The map-makers here showed a shallow road cutting north of the buildings with the traditional hatched markings, but showed absolutely no trace of a mound anywhere on the site. This state of affairs continues right the way on to 1961, when the buildings are still there, and never once is a mound shown.

The 1978 map is markedly different. The buildings have gone, the well isn't marked, the road cutting is noticeably larger and a large mound has appeared on the "Silbaby" site, partly overlying where the houses once were and partly infilling the pond formed by a branch of the Kennet.

At a rough guess, at some point between 1961 and 1978 which I cannot accurately determine, the A4 road was improved and the cutting immediately north of the site was either deepened, or was widened to remove the risk of landslides. The houses south of the road were purchased and the area used as a dump zone for the excess chalk and soil. From the look of the mound, I do not think that any particular care or attention to detail was made at all; the debris was just dumped as it was excavated and the pile left to settle naturally. Any layering will just be the result of this laisse-faire approach, and not unfortunately careful Neolithic building.
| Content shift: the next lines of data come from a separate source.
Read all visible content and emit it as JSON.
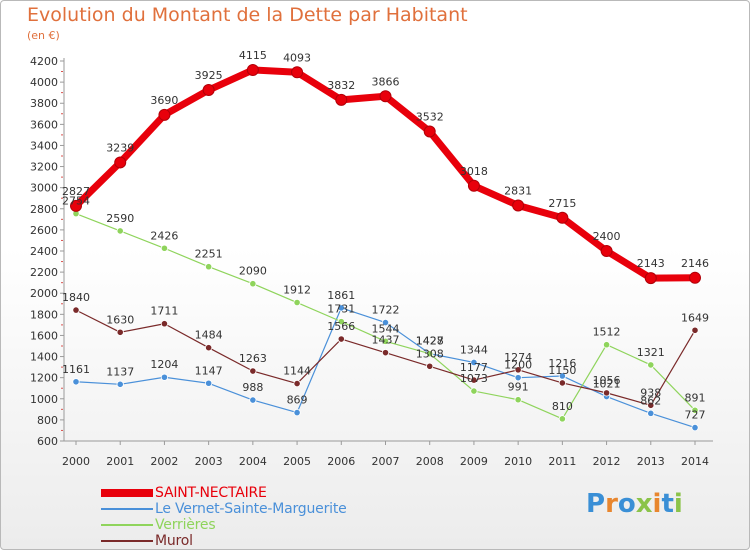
{
  "chart_data": {
    "type": "line",
    "title": "Evolution du Montant de la Dette par Habitant",
    "subtitle": "(en €)",
    "x": [
      "2000",
      "2001",
      "2002",
      "2003",
      "2004",
      "2005",
      "2006",
      "2007",
      "2008",
      "2009",
      "2010",
      "2011",
      "2012",
      "2013",
      "2014"
    ],
    "ylim": [
      600,
      4200
    ],
    "yticks": [
      600,
      800,
      1000,
      1200,
      1400,
      1600,
      1800,
      2000,
      2200,
      2400,
      2600,
      2800,
      3000,
      3200,
      3400,
      3600,
      3800,
      4000,
      4200
    ],
    "grid": false,
    "legend_position": "bottom-left",
    "series": [
      {
        "name": "SAINT-NECTAIRE",
        "color": "#e8000b",
        "values": [
          2827,
          3239,
          3690,
          3925,
          4115,
          4093,
          3832,
          3866,
          3532,
          3018,
          2831,
          2715,
          2400,
          2143,
          2146
        ]
      },
      {
        "name": "Le Vernet-Sainte-Marguerite",
        "color": "#4a90d9",
        "values": [
          1161,
          1137,
          1204,
          1147,
          988,
          869,
          1861,
          1722,
          1428,
          1344,
          1200,
          1216,
          1021,
          862,
          727
        ]
      },
      {
        "name": "Verrières",
        "color": "#8fd45c",
        "values": [
          2754,
          2590,
          2426,
          2251,
          2090,
          1912,
          1731,
          1544,
          1427,
          1073,
          991,
          810,
          1512,
          1321,
          891
        ]
      },
      {
        "name": "Murol",
        "color": "#7a2a2a",
        "values": [
          1840,
          1630,
          1711,
          1484,
          1263,
          1144,
          1566,
          1437,
          1308,
          1177,
          1274,
          1150,
          1056,
          938,
          1649
        ]
      }
    ]
  },
  "branding": {
    "logo_letters": [
      "P",
      "r",
      "o",
      "x",
      "i",
      "t",
      "i"
    ],
    "logo_colors": [
      "#3a8fd6",
      "#e8862e",
      "#3a8fd6",
      "#8bc34a",
      "#e8862e",
      "#3a8fd6",
      "#8bc34a"
    ]
  }
}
What I don't think is that centuries of antiquarians and years of ordnance surveyors have missed a large Neolithic mound. Between the 1886 map and the 1900 map, the spot-heights all change (by 20' upwards) as I suppose someone re-surveyed the area and realised the discrepancy; this means that the site has been carefully examined twice by surveyors; it is most unlikely that they would miss the same feature twice, yet carefully mark every tumulus, mound and similar feature on the maps.